Они использовали громкие выражения, пламенные, сильные слова, которые она презирала, слова, противоречащие самой жизни – ее жизни, которая в присутствии этих слов вдруг казалась жалкой и бесцельной. Никогда прежде слова не были так далеки от явлений, которые они якобы стремились обозначить, описать или объяснить. Никто никогда не обнажал такого непреодолимого расстояния – и при этом с такой беспощадностью: будто шпионский бинокль следил за ней, куда бы она ни повернулась, пытаясь втиснуть всю свою прежнюю жизнь в узкий зазор чужого суждения. Отныне у нее не оставалось выбора, кроме как заглянуть в пропасть, выслушать эти слова – будто бы для того, чтобы удерживать их на расстоянии, вести внутреннюю борьбу за то, чтобы от нее не ускользнуло ничего существенного из известных ей факторов. Но что действительно было ей известно? В конце концов, она никогда не задумывалась об этом раньше – по крайней мере, не в таком ключе. Было бы несправедливо утверждать, что у нее не осталось воспоминаний, но она никогда не упорядочивала их у себя в голове; эту чужую истину ей навязывали насильственным способом, который сбивал с толку ее зыбкую память. Окажись она во время суда на свидетельской трибуне, то, вероятно, рухнула бы под тяжестью собственных противоречий. Но она понимала, что нарочно никто не лгал; некоторые люди обманывали себя, думая, что они знают больше, чем другие, как Эрик и его друзья в самом начале или как Мюльнер и члены Комитета по спасению; в то же время другие – ее родители, она сама и большинство пассажиров в поезде – наделяли их этим исключительным знанием только потому, что хотели, чтобы оно оказалось правдивым, и стремились сохранить иерархию, которая в нормальное время разделяет общество на тех, кто якобы в курсе дел, и тех, кто печется лишь о собственном благополучии. И все же было невозможно исправить то, что произносилось на суде и было написано в газетах, потому что в действительности – и она поняла это довольно рано – дело вовсе не в них, не в пассажирах; они никого не интересовали, равно как и их горести и обиды; она могла бороться, ненавидеть, зарабатывать себе недоброжелателей; но это ничего бы не изменило, и она решила хранить молчание. Она предпочла не выступать и не бороться за репутацию Кастнера, в которой никогда не сомневалась, равно как и за свою собственную. Она была погружена в свою жизнь, заперта в ловушке повседневности и хотела, чтобы все шло в точности как раньше, слово в слово.

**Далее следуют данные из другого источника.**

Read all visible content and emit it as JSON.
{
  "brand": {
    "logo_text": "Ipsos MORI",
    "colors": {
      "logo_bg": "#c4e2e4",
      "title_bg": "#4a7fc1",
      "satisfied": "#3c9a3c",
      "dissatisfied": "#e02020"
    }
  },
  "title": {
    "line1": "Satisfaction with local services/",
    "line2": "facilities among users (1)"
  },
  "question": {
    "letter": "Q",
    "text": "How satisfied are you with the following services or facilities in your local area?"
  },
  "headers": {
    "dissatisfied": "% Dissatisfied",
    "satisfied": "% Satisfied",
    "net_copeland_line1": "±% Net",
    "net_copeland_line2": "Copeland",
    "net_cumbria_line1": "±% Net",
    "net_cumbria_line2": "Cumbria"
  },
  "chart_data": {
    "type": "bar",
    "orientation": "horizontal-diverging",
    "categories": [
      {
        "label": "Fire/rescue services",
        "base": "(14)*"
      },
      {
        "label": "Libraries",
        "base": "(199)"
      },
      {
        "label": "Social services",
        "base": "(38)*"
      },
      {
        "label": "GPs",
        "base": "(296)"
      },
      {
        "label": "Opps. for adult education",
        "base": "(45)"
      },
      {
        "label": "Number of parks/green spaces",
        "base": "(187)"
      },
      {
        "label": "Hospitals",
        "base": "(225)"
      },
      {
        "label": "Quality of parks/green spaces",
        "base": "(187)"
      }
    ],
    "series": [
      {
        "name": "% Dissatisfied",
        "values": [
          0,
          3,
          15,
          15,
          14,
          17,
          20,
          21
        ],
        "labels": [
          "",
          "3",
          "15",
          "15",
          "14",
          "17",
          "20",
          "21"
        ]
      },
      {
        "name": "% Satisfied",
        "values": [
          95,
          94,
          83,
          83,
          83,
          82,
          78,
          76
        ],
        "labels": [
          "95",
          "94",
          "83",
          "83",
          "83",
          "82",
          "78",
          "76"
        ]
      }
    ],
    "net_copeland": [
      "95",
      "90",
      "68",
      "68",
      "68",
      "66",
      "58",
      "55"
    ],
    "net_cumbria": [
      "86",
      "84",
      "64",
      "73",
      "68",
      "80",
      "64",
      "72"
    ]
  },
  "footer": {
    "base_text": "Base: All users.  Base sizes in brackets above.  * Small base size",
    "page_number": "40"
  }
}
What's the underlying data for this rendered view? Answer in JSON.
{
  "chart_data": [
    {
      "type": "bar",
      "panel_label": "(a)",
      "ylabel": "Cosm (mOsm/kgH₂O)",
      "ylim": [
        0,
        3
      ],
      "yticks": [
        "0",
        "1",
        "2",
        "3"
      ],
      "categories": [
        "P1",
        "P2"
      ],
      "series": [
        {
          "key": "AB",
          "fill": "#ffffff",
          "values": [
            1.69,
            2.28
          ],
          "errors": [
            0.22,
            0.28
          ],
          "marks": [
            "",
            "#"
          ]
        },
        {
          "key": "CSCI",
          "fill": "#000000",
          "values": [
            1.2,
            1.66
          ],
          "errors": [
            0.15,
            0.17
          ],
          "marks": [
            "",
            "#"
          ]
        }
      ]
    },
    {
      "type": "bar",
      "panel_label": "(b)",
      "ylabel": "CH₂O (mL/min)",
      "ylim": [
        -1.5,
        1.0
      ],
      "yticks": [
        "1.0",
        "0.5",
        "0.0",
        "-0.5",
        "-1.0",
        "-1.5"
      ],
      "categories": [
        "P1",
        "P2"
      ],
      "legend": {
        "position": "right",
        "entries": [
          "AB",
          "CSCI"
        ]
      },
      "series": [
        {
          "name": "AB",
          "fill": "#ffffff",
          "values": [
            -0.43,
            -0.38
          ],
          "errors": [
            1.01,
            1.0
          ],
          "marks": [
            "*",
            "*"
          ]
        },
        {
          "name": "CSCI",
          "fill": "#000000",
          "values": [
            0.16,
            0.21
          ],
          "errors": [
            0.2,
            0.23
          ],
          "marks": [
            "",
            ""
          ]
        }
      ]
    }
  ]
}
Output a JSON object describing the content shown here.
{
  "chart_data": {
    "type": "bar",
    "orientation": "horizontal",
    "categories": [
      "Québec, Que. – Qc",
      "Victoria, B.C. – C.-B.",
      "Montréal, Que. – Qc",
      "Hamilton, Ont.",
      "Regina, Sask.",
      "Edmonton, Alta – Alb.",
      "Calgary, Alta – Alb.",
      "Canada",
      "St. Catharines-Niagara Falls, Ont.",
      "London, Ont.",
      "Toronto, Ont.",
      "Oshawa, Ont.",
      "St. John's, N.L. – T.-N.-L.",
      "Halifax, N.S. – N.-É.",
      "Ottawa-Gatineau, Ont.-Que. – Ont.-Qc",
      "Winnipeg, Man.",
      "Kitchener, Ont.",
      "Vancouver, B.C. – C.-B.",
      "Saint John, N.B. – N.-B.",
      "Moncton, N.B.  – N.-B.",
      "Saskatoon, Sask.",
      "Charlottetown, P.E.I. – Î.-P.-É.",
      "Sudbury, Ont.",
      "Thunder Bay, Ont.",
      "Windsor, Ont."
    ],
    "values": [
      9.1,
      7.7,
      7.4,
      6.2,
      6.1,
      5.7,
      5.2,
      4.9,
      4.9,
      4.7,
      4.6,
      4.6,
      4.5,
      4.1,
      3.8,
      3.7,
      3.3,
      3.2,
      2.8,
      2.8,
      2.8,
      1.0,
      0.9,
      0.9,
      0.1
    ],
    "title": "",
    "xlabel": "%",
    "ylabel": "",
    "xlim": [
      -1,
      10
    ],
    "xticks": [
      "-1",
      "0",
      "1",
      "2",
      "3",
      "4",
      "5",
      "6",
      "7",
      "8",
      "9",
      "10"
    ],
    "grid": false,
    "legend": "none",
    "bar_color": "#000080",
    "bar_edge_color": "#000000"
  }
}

И за это пришлось платить. Язва загноилась. Она не хотела иметь ничего общего с этими организациями, не желала когда-либо выходить с ними на связь. Оградила себя от всего, что имело отношение к государству; даже годы спустя, когда ее просили поделиться свидетельствами очевидца, чтобы увековечить память, когда докучливые звонки вторгались в ее дом, хватая за горло, – она не отвечала; она не доверяла ничему, что было связано с различными институциями, государственным самосознанием, национальной гордостью, этим Яд ва-Шемом[21]. Суд и убийство Кастнера привели ее к окончательному разрыву с государственными институциями. Впервые она почувствовала себя по-настоящему преданной.
Она была жертвой, но не чистой жертвой, в том-то и дело: раз она спасла свою жизнь благодаря переговорам с нацистами, значит, она жертва порочная, падшая, запятнавшая себя. Чистой жертвой был тот, на ком не лежало вины, кого просто вели на привязи; честь жертвенной овечки не пострадала, потому что она сохранила свою невинность, не имела дела с мясниками, не считая того момента, когда ее отправили на убой. Чистая жертва была виновна лишь в своей абсолютной покорности, в полном смирении с тем, к чему ее принуждали, в глубинной слабости. Вина порочной жертвы состояла из нескольких компонентов, ведь она покорилась вдвойне – как своим мясникам, так и своим предводителям, которые от ее имени вступили в сговор с мясниками и заключили с ними сделку. Она была пассивной пособницей сделки, которая в конце концов спасла ей жизнь. Демоны вины проснулись в ней сами по себе – для этого ей даже не нужно было выслушивать недоброжелателей Кастнера; она и так была там – за колючей проволокой Берген-Бельзена, где лишь шаг отделял ее от ворот преисподней; она и без посторонней помощи презирала себя за свою слабость.